Dopo aver studiato all’Università di Harvard, ha insegnato in diverse scuole. L’area di interesse speciale di King era la tassazione. Il lavoro di King lo ha portato all’attenzione in un momento in cui il governo del partito conservatore del primo ministro Margaret Thatcher stava cercando di semplificare il sistema fiscale e ridurre le tasse. È diventato vice governatore della BOE nel 1998 e governatore nel 2003. All’inizio l’economia del Regno Unito è cresciuta costantemente e l’inflazione è rimasta sotto controllo. Nel settembre 2007, tuttavia, la recessione mondiale ha iniziato a colpire il Paese quando uno dei principali istituti di credito ipotecario della Gran Bretagna, Northern Rock PLC, è crollato. Inizialmente, il re (e il cancelliere dello scacchiere Alistair Darling) esitò e, per la prima volta in più di un secolo, ci fu una corsa a una grande banca britannica mentre i risparmiatori ansiosi formavano lunghe file per ritirare i loro soldi. Alla fine, il governo ha nazionalizzato la banca.
Un anno dopo King fu criticato per aver mantenuto i tassi di interesse troppo alti per troppo tempo mentre l’economia iniziava a contrarsi. In risposta, King ei suoi colleghi del Comitato per la politica monetaria della BOE hanno agito con coraggio, espandendo l’offerta di moneta abruscamente e tagliando i tassi di interesse allo 0,5% entro marzo 2009, di gran lunga il più basso nei 300 anni di storia della BOE. Ha anche sostenuto il piano di austerità dell’amministrazione. Nonostante tali sforzi, tuttavia, l’economia del Paese è stata lenta a riprendersi. King divenne un critico accanito del settore
bancario, ma le sue riforme suggerite, che includevano lo scioglimento di grandi banche, incontrarono una dura resistenza. Quando il suo mandato è terminato nel 2013, King è stato sostituito da Mark Carney. Dopo aver lasciato la Banca d’Inghilterra, King riprese la sua carriera di insegnante, unendosi alla facoltà della New York University.
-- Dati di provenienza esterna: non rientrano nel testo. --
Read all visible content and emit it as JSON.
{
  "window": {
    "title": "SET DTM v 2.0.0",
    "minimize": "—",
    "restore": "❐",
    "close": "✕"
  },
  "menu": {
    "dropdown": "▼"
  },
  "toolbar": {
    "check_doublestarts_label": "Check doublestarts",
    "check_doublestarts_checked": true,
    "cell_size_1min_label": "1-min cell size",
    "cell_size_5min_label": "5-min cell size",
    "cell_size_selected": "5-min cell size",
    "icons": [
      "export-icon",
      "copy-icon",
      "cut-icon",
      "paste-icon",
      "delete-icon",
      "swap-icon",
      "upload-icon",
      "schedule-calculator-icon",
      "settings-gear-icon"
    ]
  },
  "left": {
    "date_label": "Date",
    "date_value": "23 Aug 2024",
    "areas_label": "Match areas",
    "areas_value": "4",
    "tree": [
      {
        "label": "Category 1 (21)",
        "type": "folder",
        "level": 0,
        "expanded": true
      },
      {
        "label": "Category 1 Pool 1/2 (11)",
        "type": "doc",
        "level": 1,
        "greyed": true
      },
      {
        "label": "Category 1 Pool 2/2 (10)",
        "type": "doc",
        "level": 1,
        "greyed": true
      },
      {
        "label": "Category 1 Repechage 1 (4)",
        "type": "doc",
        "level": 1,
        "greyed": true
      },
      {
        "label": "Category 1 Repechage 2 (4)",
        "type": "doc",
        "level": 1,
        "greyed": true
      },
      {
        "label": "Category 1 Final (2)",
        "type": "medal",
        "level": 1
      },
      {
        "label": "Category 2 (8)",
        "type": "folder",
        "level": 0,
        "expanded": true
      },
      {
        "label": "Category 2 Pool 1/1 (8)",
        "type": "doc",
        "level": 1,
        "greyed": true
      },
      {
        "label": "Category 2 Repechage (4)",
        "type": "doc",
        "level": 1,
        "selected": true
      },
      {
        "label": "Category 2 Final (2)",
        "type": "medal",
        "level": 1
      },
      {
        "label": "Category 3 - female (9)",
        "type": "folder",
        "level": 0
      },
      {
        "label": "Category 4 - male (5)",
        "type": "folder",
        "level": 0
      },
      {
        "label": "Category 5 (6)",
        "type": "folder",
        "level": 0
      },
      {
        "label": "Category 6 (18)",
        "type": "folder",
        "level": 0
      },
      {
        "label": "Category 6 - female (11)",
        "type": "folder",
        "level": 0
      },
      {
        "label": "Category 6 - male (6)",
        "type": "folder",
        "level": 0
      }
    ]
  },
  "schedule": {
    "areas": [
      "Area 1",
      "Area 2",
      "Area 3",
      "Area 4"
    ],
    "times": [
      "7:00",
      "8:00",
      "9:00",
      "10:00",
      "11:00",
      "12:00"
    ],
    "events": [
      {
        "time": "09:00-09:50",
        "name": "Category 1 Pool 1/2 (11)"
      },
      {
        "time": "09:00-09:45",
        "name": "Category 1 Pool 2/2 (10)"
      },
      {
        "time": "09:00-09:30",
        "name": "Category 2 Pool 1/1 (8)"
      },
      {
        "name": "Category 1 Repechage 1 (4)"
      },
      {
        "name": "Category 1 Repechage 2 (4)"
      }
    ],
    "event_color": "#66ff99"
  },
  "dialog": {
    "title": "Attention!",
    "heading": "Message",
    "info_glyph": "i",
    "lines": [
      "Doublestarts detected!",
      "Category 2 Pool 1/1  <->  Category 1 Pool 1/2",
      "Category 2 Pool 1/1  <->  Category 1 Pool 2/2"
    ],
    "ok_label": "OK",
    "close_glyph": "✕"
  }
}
[Fonte: Enciclopedia britannica]

CHI È FEDERICO CARLI

Federico Carli, economista e manager, insegna all’Università Guglielmo Marconi e all’Università Europea di Roma. Presiede l’Associazione di cultura economica e politica intitolata a Guido Carli, di cui ha curato l’Opera Omnia (Bollati Boringhieri, 2014). Membro del Comitato Euro presieduto dal Ministro del Tesoro Ciampi, Consigliere del Ministro del Turismo durante il governo Draghi, scrive su importanti quotidiani e riviste italiani, partecipa a dibattiti e conferenze di rilievo internazionale, ha tenuto corsi nelle principali università di Roma. Ha ideato e realizzato il Premio Bancor. Tra gli altri
volumi, ha pubblicato Guido Carli. Scritti scelti (Laterza, 2000); Maastricht: venticinque anni (Aragno, 2017); insieme a Pierluigi Ciocca, La Banca d’Italia e l’Economia. L’analisi dei Governatori (Aragno,
2019); L’Italia nel mondo nuovo. Politica, economia, moneta (Class Editori, 2022); Bancor. Le confidenze di un banchiere (Aragno, 2022).